Fernando Azevedo e Silva, ministro da Defesa
Fernando Azevedo e Silva, ministro da Defesa -
Brasília - O ministro da Defesa, Fernando Azevedo e Silva, afirmou, nesta segunda-feira, que o ministro Sergio Moro, titular da pasta da Justiça e Segurança Pública, tem a sua confiança. A declaração foi uma referência à reportagem do site de notícias The Intercept Brasil, divulgada no último domingo, que revelou trechos de mensagens atribuídas a Moro e a membros da força-tarefa da Lava Jato que apontariam para uma suposta “colaboração proibida” entre o então juiz federal e os procuradores.

"Preciso me aprofundar nesse fato recente, vamos ver o que realmente aconteceu, mas uma coisa eu falo, o ministro Moro tem a total confiança nossa. Ele é um homem de muito respeito e do bem", disse Azevedo e Silva a jornalistas, logo após participar da cerimônia de 20 anos de criação do Ministério da Defesa. O evento contou com a participação do presidente Jair Bolsonaro, do presidente do Supremo Tribunal Federal (STF), Dias Toffoli, além de ministros e diversas autoridades.


O presidente Bolsonaro dedicou parte de seu discurso para enaltecer sua equipe ministerial. "Econtramos uma nação bastante sofrida na questão ética, moral e econômica. Mas, com o time como esse que nós temos, que são gente do povo, muitos abriram mão de coisas particulares para estar entre nós", disse.

20 anos
O ministério da Defesa foi criado em 1999 para reforçar a articulação das Forças Armadas e melhorar a relação com as outras áreas do Estado. A pasta reuniu os então ministérios da Marinha e do Exército, criados em 1822, e o da Aeronáutica, criado em 1921. Na cerimônia de hoje, também foi entregue a medalha Ordem do Mérito da Defesa, a um total de 231 personalidades.

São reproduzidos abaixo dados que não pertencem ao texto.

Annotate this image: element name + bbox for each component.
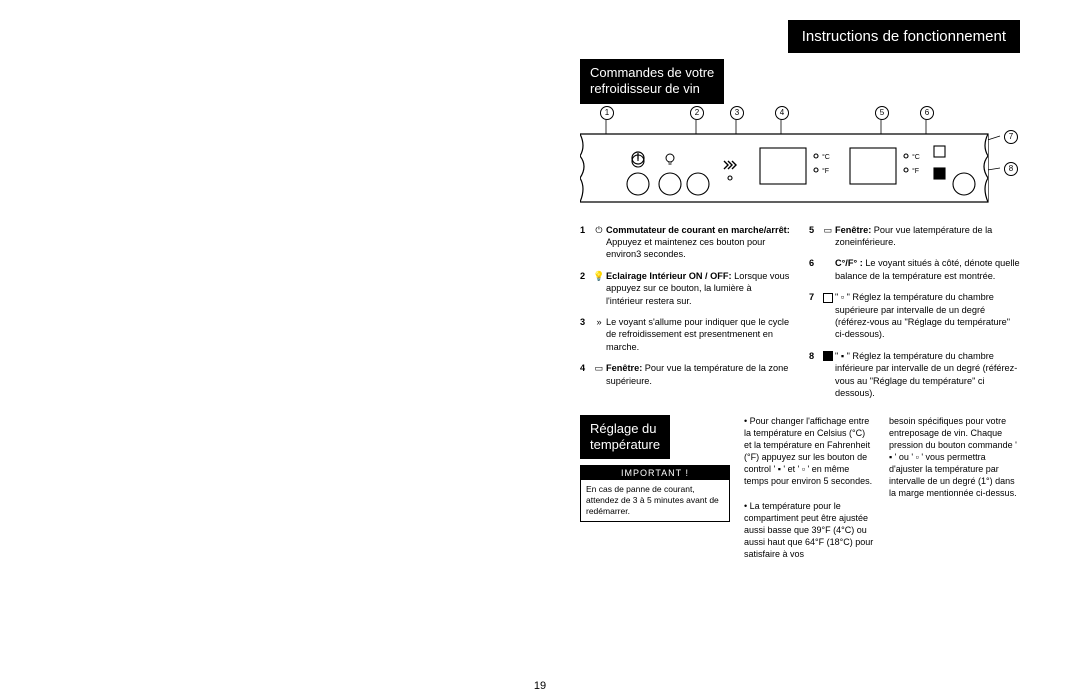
controls-legend: 1 ⏻ Commutateur de courant en marche/arr… xyxy=(580,224,1020,409)
temp-col-1: • Pour changer l'affichage entre la temp… xyxy=(744,415,875,561)
page-number: 19 xyxy=(0,680,1080,692)
temp-instructions: • Pour changer l'affichage entre la temp… xyxy=(744,415,1020,561)
svg-text:°C: °C xyxy=(822,153,830,161)
square-filled-icon xyxy=(823,351,833,361)
legend-item: 6 C°/F° : Le voyant situés à côté, dénot… xyxy=(809,257,1020,282)
important-box: IMPORTANT ! En cas de panne de courant, … xyxy=(580,465,730,522)
power-icon: ⏻ xyxy=(592,224,606,261)
section-temp-header: Réglage dutempérature xyxy=(580,415,670,460)
window-icon: ▭ xyxy=(592,362,606,387)
svg-text:°F: °F xyxy=(822,167,829,175)
legend-item: 2 💡 Eclairage Intérieur ON / OFF: Lorsqu… xyxy=(580,270,791,307)
legend-item: 5 ▭ Fenêtre: Pour vue latempérature de l… xyxy=(809,224,1020,249)
legend-item: 3 » Le voyant s'allume pour indiquer que… xyxy=(580,316,791,353)
temp-col-2: besoin spécifiques pour votre entreposag… xyxy=(889,415,1020,561)
legend-item: 1 ⏻ Commutateur de courant en marche/arr… xyxy=(580,224,791,261)
section-controls-header: Commandes de votrerefroidisseur de vin xyxy=(580,59,724,104)
window-icon: ▭ xyxy=(821,224,835,249)
bulb-icon: 💡 xyxy=(592,270,606,307)
square-open-icon xyxy=(823,293,833,303)
legend-item: 8 " ▪ " Réglez la température du chambre… xyxy=(809,350,1020,400)
legend-item: 4 ▭ Fenêtre: Pour vue la température de … xyxy=(580,362,791,387)
important-text: En cas de panne de courant, attendez de … xyxy=(581,480,729,521)
waves-icon: » xyxy=(592,316,606,353)
svg-text:°F: °F xyxy=(912,167,919,175)
important-label: IMPORTANT ! xyxy=(581,466,729,480)
svg-text:°C: °C xyxy=(912,153,920,161)
legend-item: 7 " ▫ " Réglez la température du chambre… xyxy=(809,291,1020,341)
control-panel-diagram: 1 2 3 4 5 6 7 8 xyxy=(580,106,1020,216)
page-title: Instructions de fonctionnement xyxy=(788,20,1020,53)
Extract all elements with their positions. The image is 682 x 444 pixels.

Ao comentar sobre a criação da pasta, Bolsonaro disse ter sido contra a medida por entender, na época, que o objetivo era retirar os militares "das discussões dos grandes temas nacionais", já que, até o governo Temer, apenas civis haviam ocupado a função. O presidente disse que faltava alguém na pasta que entendesse do assunto.

"Assim como eu escolhi um ministério técnico, os 22 ministros, entre eles, o da Defesa, nós, que pese alguns altos e baixos durante esses anos todos, carecíamos de alguém que entedesse da questão, que tratasse dos problemas realtivos às Forças Armadas, pelo bem do Brasil, com conhecimento de causa. O presidente anterior deu o primeiro passo, escolhendo para ocupar a Defesa um general do Exército, Silva e Luna. Começou uma mudança ali e reconheço esse trabalho do governo Temer. Nós já tínhamos isso [indicar um militar] como decisão nossa", afirmou.